En Égypte antique, ce terme est appliqué à des éclats de calcaire ou des fragments de poterie sur lesquels le scribe, ou l'apprenti scribe, inscrivait un texte ou faisait un dessin rapide. Le coût du papyrus ne permettait pas d'utiliser ce support pour des notes écrites non officielles, des dessins explicatifs ou satyriques, et encore moins pour apprendre l'écriture hiéroglyphique.

Pour l'Égypte gréco-romaine, la papyrologie est la science qui étudie les textes grecs, latins et démotiques contenus non seulement sur les papyrus mais également sur les ostraca (voir ci-dessous).
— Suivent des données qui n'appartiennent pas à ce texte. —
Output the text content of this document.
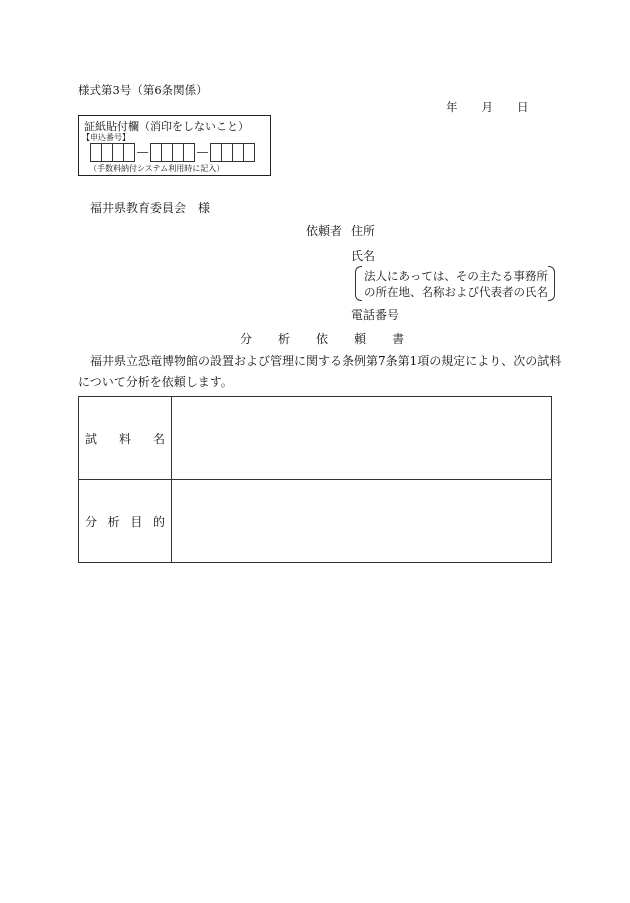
様式第3号（第6条関係）
年 月 日
証紙貼付欄（消印をしないこと）
【申込番号】
（手数料納付システム利用時に記入）
福井県教育委員会　様
依頼者 住所
氏名
法人にあっては、その主たる事務所
の所在地、名称および代表者の氏名
電話番号
分 析 依 頼 書
福井県立恐竜博物館の設置および管理に関する条例第7条第1項の規定により、次の試料
について分析を依頼します。
試 料 名	

分 析 目 的	
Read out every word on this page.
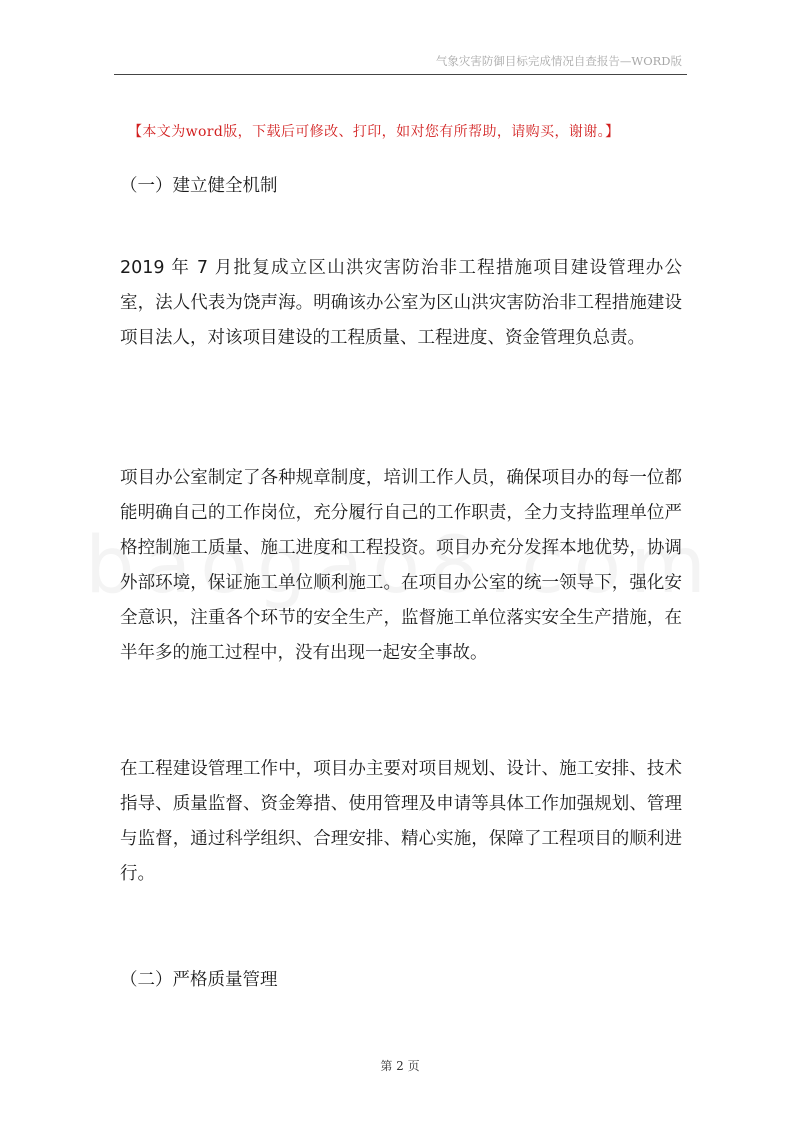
气象灾害防御目标完成情况自查报告—WORD版
【本文为word版，下载后可修改、打印，如对您有所帮助，请购买，谢谢。】
（一）建立健全机制
2019 年 7 月批复成立区山洪灾害防治非工程措施项目建设管理办公室，法人代表为饶声海。明确该办公室为区山洪灾害防治非工程措施建设项目法人，对该项目建设的工程质量、工程进度、资金管理负总责。
项目办公室制定了各种规章制度，培训工作人员，确保项目办的每一位都能明确自己的工作岗位，充分履行自己的工作职责，全力支持监理单位严格控制施工质量、施工进度和工程投资。项目办充分发挥本地优势，协调外部环境，保证施工单位顺利施工。在项目办公室的统一领导下，强化安全意识，注重各个环节的安全生产，监督施工单位落实安全生产措施，在半年多的施工过程中，没有出现一起安全事故。
在工程建设管理工作中，项目办主要对项目规划、设计、施工安排、技术指导、质量监督、资金筹措、使用管理及申请等具体工作加强规划、管理与监督，通过科学组织、合理安排、精心实施，保障了工程项目的顺利进行。
（二）严格质量管理
第 2 页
Les forts de la route Coptos-Bérénice

Le long de la route qui relie la vallée du Nil aux ports de la mer Rouge, une série de fortins militaires romains jalonnaient le parcours. De nombreux ostraca y ont été retrouvés. Ils révèlent la vie quotidienne de ces garnisons au début du deuxième siècle de notre ère. La correspondance des soldats nous montre les liens qu'ils entretenaient, leurs tentatives pour améliorer leur ordinaire. Les tessons retrouvés permettent aussi de mieux connaître le système de la poste militaire romaine, et la protection de la route caravanière. Il y a peu d'information cependant sur les caravanes elles-mêmes. L'image d'un contrôle romain assez tatillon se dégage de ces archives, qui révèlent aussi des moments de tensions : conflits entre les soldats romains et les "barbares" du désert.
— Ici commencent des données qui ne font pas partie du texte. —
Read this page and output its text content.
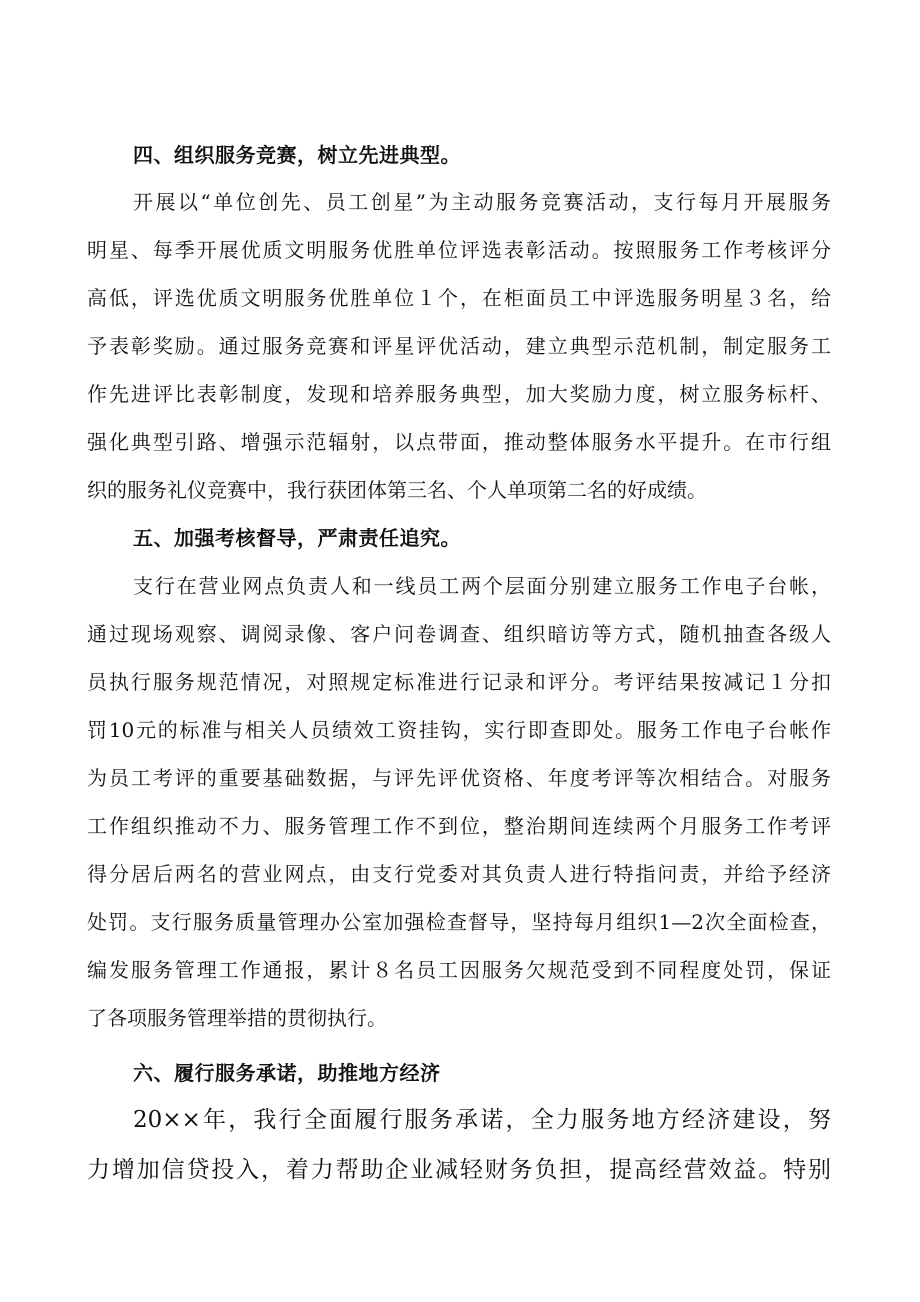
四、组织服务竞赛，树立先进典型。
开展以“单位创先、员工创星”为主动服务竞赛活动，支行每月开展服务
明星、每季开展优质文明服务优胜单位评选表彰活动。按照服务工作考核评分
高低，评选优质文明服务优胜单位１个，在柜面员工中评选服务明星３名，给
予表彰奖励。通过服务竞赛和评星评优活动，建立典型示范机制，制定服务工
作先进评比表彰制度，发现和培养服务典型，加大奖励力度，树立服务标杆、
强化典型引路、增强示范辐射，以点带面，推动整体服务水平提升。在市行组
织的服务礼仪竞赛中，我行获团体第三名、个人单项第二名的好成绩。
五、加强考核督导，严肃责任追究。
支行在营业网点负责人和一线员工两个层面分别建立服务工作电子台帐，
通过现场观察、调阅录像、客户问卷调查、组织暗访等方式，随机抽查各级人
员执行服务规范情况，对照规定标准进行记录和评分。考评结果按减记１分扣
罚10元的标准与相关人员绩效工资挂钩，实行即查即处。服务工作电子台帐作
为员工考评的重要基础数据，与评先评优资格、年度考评等次相结合。对服务
工作组织推动不力、服务管理工作不到位，整治期间连续两个月服务工作考评
得分居后两名的营业网点，由支行党委对其负责人进行特指问责，并给予经济
处罚。支行服务质量管理办公室加强检查督导，坚持每月组织1—2次全面检查，
编发服务管理工作通报，累计８名员工因服务欠规范受到不同程度处罚，保证
了各项服务管理举措的贯彻执行。
六、履行服务承诺，助推地方经济
20××年，我行全面履行服务承诺，全力服务地方经济建设，努
力增加信贷投入，着力帮助企业减轻财务负担，提高经营效益。特别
Les carrières du désert égyptien

Les carrières du désert égyptien étaient, à l'époque romaine, administrées par des fonctionnaires impériaux, sous surveillance de l'armée. Plusieurs d'entre elles ont livré un nombre important d'ostraca, comme au Mons Claudianus. Là encore la vie quotidienne (alimentation, maladie, sociabilité…) de ces microcosmes peut-être devinée et l'administration de l'armée romaine mieux connue.

Grèce antique

À Athènes, dans la Grèce antique, le bannissement de la Cité était prononcé par une assemblée dont chaque membre pouvait écrire sur un tesson de poterie le nom de l'homme politique qu'il voulait voir éloigner de la ville, d'où le mot ostracisme, la procédure qui aboutissait à cet éloignement si un nombre suffisant de citoyens avait voté pour l'exil. De nombreux jetons d'ostracisme ont été retrouvés à Athènes (figure ci-contre).

Empire romain

Durant l'empire romain l'utilisation des ostraca fut sans doute considérable. Plusieurs collections importantes ont été retrouvées concernant l'armée romaine qui trouvait un matériau pratique pour ses besoins administratifs.

Bu Njem (Golas)

Le fort romain de Bu Njem en Tripolitaine (actuelle Libye) en Afrique, a été occupé dans la première moitié du troisième siècle de notre ère. Il a livré une importante collection d'ostraca, datables souvent de la fin des années 250. Ces ostraca livrent en fait une partie des procédures administratives de la garnison, de ce que nous appellerions sa « paperasserie ». On trouve donc des états d'effectifs, précisant le nombre d'hommes de garde, d'hommes à l'exercice, d'hommes punis, d'hommes s'occupant des thermes. On trouve aussi des fragments de correspondances liés au ravitaillement du camp et à la surveillance de ses abords : les caravanes de passages sont signalées ainsi que leur marchandise.

Références

Bibliographie

  • Jean Bingen, A. Bülow-Jacobsen, W.E.H. Cockle, H. Cuvigny, F. Kaiser, W. van Rengen, Mons Claudianus. Ostraca graeca et latina II, IFAO, Le Caire, 1997.
  • H. Cuvigny, Ostraca de Krokodilô. La correspondance militaire et sa circulation, IFAO, Le Caire, 2005.
  • R. Marichal, Les ostraca de Bu Njem, supplément à Libya antica, VII, Tripoli, 1992.